The recognition that patients with epilepsy have increased mortality rates has been an important finding. Part of this increase is related to underlying diseases (e.g., brain tumors) or to accidental death (e.g., drowning). In recent years, however, there has been growing awareness that death also occasionally occurs unexpectedly in otherwise healthy people for no apparent reason. Indeed, sudden unexpected death in epilepsy (SUDEP) is now recognized as the most common cause of seizure-related mortality in people with chronic epilepsy. Compared to persons without seizures, the incidence is particularly high in young adults with epilepsy. Early age of onset of epilepsy, frequent generalized tonic–clonic seizures, and intractability appear to be risk factors, and polytherapy may independently add additional risk, at least in adults. Drs. Nashef and Tomson provide a critical analysis of data related to SUDEP, and suggest that SUDEP is a direct consequence of an epileptic seizure, perhaps involving a cardiac mechanism. They conclude with an emphasis on optimizing seizure control and raising considerations that are important in informing patients about the condition.

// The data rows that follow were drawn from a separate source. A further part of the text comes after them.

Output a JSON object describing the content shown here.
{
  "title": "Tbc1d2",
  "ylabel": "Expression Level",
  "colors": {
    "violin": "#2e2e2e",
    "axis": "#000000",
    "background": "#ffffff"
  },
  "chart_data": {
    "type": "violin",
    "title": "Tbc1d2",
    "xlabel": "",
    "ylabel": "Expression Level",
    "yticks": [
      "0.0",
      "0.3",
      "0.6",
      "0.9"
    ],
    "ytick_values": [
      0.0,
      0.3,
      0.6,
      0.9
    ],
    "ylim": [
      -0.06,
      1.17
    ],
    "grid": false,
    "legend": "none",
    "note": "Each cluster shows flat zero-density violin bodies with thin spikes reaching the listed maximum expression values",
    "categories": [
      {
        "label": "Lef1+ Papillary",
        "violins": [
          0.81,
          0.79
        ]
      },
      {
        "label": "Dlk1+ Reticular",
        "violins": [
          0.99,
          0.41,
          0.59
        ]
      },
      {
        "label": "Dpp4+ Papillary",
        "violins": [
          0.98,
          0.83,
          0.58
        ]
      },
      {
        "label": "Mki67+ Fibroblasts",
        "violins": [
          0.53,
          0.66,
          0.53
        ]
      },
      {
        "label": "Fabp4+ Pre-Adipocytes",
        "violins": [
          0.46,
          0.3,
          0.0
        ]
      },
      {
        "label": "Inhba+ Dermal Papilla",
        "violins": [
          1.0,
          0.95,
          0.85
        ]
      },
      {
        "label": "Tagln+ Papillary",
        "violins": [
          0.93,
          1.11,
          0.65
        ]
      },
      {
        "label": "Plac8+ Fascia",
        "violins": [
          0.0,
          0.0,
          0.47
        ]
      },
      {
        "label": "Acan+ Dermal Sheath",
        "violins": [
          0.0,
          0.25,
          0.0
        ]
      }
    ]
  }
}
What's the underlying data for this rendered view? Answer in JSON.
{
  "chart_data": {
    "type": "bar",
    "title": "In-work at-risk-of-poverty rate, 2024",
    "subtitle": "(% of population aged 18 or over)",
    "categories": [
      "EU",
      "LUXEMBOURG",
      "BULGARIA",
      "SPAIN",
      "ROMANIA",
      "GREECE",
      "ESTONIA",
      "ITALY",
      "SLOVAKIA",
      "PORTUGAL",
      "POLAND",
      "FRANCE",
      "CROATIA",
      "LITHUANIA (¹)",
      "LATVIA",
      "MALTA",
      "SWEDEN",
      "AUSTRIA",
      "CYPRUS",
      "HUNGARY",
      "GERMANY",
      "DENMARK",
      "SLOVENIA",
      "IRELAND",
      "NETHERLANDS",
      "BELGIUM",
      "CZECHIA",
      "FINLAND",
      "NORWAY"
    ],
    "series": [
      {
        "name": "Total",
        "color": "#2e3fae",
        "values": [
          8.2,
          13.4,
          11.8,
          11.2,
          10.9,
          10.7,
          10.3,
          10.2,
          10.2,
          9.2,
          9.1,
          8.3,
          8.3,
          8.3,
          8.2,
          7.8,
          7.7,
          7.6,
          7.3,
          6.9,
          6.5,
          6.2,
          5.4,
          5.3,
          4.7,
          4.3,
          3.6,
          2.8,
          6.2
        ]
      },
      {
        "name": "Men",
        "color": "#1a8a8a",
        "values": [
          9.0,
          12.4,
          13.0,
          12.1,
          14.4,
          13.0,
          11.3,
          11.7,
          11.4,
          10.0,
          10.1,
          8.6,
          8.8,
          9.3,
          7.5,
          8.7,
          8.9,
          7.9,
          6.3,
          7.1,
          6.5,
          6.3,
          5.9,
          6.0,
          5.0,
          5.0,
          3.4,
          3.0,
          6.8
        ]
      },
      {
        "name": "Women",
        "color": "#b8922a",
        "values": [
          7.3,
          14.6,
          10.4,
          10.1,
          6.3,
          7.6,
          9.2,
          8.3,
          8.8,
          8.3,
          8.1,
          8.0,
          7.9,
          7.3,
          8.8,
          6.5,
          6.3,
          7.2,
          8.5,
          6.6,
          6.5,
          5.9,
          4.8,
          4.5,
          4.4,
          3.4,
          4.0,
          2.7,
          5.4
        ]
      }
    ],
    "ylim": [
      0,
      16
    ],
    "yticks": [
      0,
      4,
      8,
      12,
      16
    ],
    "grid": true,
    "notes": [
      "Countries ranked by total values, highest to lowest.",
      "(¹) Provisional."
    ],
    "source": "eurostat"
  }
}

Drs. Goodman, Stewart, and Drislane review the anatomy of the autonomic nervous system and the many clinical features of seizures (e.g., tachycardia, increased blood pressure, apnea, pupillary changes, sweating, salivation, incontinence, skin flushing or pallor) that indicate autonomic activation. Because the autonomic nervous system is controlled by a central autonomic network that involves the limbic system and lower brainstem, autonomic symptoms and signs are especially common with partial seizures that originate in the mesial temporal
lobe, the cingulate gyrus, and other medial frontal cortical areas. Such autonomic features can occur before, during, or after a seizure. Occasionally, autonomic dysfunction may be life threatening, as in some cases of seizure-related neurogenic pulmonary edema or cardiac arrhythmias. Involvement of neurons that innervate the heart can produce tachyarrhythmias as well as heart block, and this particular manifestation of autonomic dysfunction may be a contributing factor to SUDEP.